Morlock explained, "The spell binding you here permits you to eat anyone who has crossed the bridge without your permission. This creates two classes of bridge-crosser: those who have crossed without your permission, and those who have crossed with it. I am clearly in the latter class: you have permitted me to cross the bridge three times. Three is a magic number, you know."
"It is?"
"Everyone says so."
"Oh, pus and broken fangs. I suppose I should have paid more attention to my magic lessons. But I thought that I'd never use it, you see. I always wanted to be a bridge-troll."
Morlock shrugged and walked by. The troll clenched all its jaws as he passed, and he kept his hand free to summon Tyrfing, if need be. But he reached the far side without a struggle and walked away into the unclaimed woods.
Merlin was waiting for him there.
"You killed the troll, I suppose?" the old necromancer said, stepping out from behind a tree.
"Talked my way past it," Morlock said. He reached over his shoulder and drew Tyrfing. "If it had been smarter, I might have had to kill it."
"Morlock and God: protectors of fools. But who'll protect you, Morlock?
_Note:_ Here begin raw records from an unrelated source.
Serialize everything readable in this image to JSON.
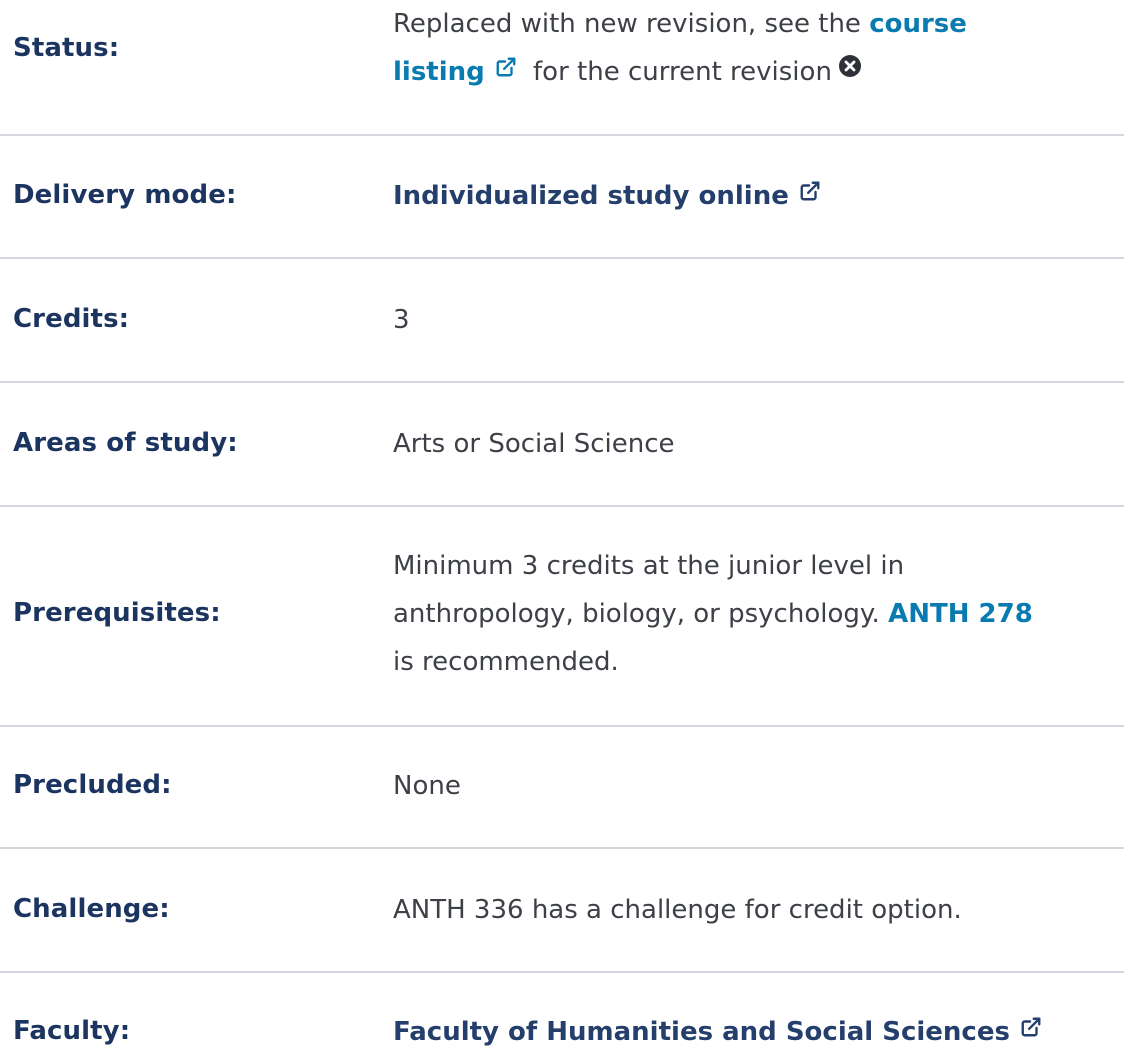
{
  "rows": [
    {
      "label": "Status:",
      "value_prefix": "Replaced with new revision, see the ",
      "link_text_1": "course",
      "link_text_2": "listing",
      "value_suffix": " for the current revision"
    },
    {
      "label": "Delivery mode:",
      "value": "Individualized study online"
    },
    {
      "label": "Credits:",
      "value": "3"
    },
    {
      "label": "Areas of study:",
      "value": "Arts or Social Science"
    },
    {
      "label": "Prerequisites:",
      "line1": "Minimum 3 credits at the junior level in",
      "line2_prefix": "anthropology, biology, or psychology. ",
      "line2_link": "ANTH 278",
      "line3": "is recommended."
    },
    {
      "label": "Precluded:",
      "value": "None"
    },
    {
      "label": "Challenge:",
      "value": "ANTH 336 has a challenge for credit option."
    },
    {
      "label": "Faculty:",
      "value": "Faculty of Humanities and Social Sciences"
    }
  ],
  "icons": {
    "external_link": "external-link-icon",
    "close_circle": "close-circle-icon"
  },
  "colors": {
    "label": "#1b3560",
    "link": "#0a7bb0",
    "link_dark": "#253f6d",
    "text": "#3d4047",
    "divider": "#d4d7dd"
  }
}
Do you ever wonder that?"
Morlock shrugged and waited for his father to say something worth answering.
"At least," Merlin said at last, "the troll kept you busy until I had a chance to get here. Now you face me in my own person, Morlock-not a fetch or an illusion."
For answer Morlock reached out and passed his left hand through Merlin's chest. It was almost wholly insubstantial, a mere cloak of light and sound for his fetch.
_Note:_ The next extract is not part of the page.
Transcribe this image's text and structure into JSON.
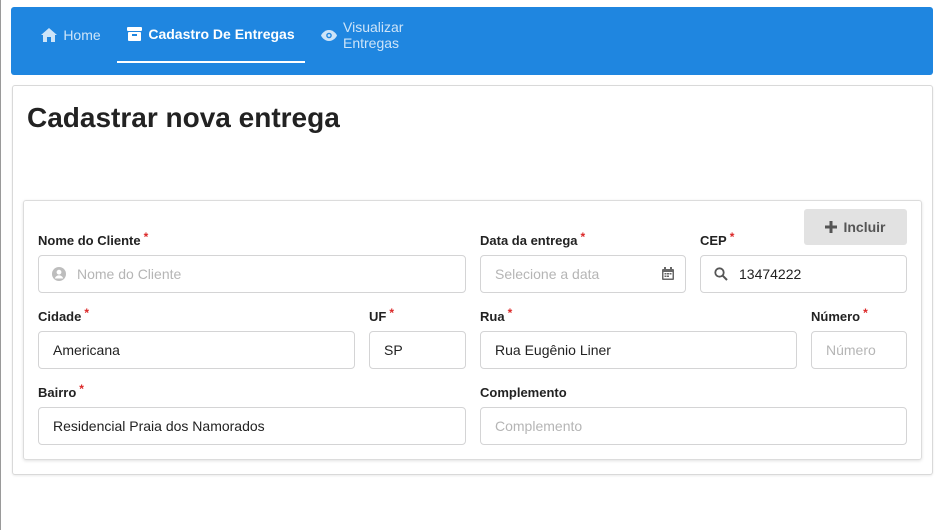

Merlin's face took on the irritated expression it usually wore when he confronted his son. "How did you know?"
There were three or four ways Morlock had known: the absence of any movement among the grasses on which Merlin was supposedly standing was only the most obvious.
But he found that he could say nothing in response. The light particles had taken flight in a complicated four-dimensional pattern around his hand. The pattern drew his attention and held it. He could neither move nor speak.
"Morlock, Morlock," Merlin's voice chided him. "Of course, you are the master of all makers. I know you never say so, but I say so, and I would really rather say it about myself, as we both know. But I am the master seer and lifemaker-necromancer, as some ignorantly call it. I knew you would come here: I saw it in my map of the future. I could not risk facing you here myself. So I set this trap for you.
"And the best part of it is, you set it off yourself. If you could have brought yourself to speak to me like a human being, your will would still be free. But I knew that you couldn't resist the temptation to brush my little simulacrum out of your way.
"Morlock, you are a maker and you think of light as physical. But it, like aether, casts a shadow on the talic and even the spiritual realms. I find it an easy thing to infect a cloud of light with my will, and now that cloud has infected you. You must remain where you are until I see fit to free you. Not even death will be a release: I think my binding spell will hold your self there even if your body rots away. Anyway, we'll see, won't we?"
What Merlin said was both true and false, Morlock felt. His body was bound by the light, but his mind was free. That meant he had at least one choice to make.
"Yes," Merlin drawled. "You could try that. If you think you can best me in my own art of Seeing."
Morlock didn't think that he could. It was simply that or surrender, and Morlock, when sober, wasn't the surrendering type.
Recklessly, he summoned the rapture of vision. The world of matter and energy fell away to dim shadows; he stepped into the bright world of understanding and intent, the borderland between the material and spiritual. His own fetch appeared: a black-and-white pillar of flames. Tyrfing, too, took on his monochrome talic presence as an extension of himself.
Merlin's fetch stood before him; shed of its illusory light-cloak, he was a pillar of red flames, his fiery hands grasping the staff and faceted crystal that were his own foci of power.
Pity there are no witnesses to this! Merlin's awareness remarked directly into Morlock's. It will become a legendary battle among those-who-know.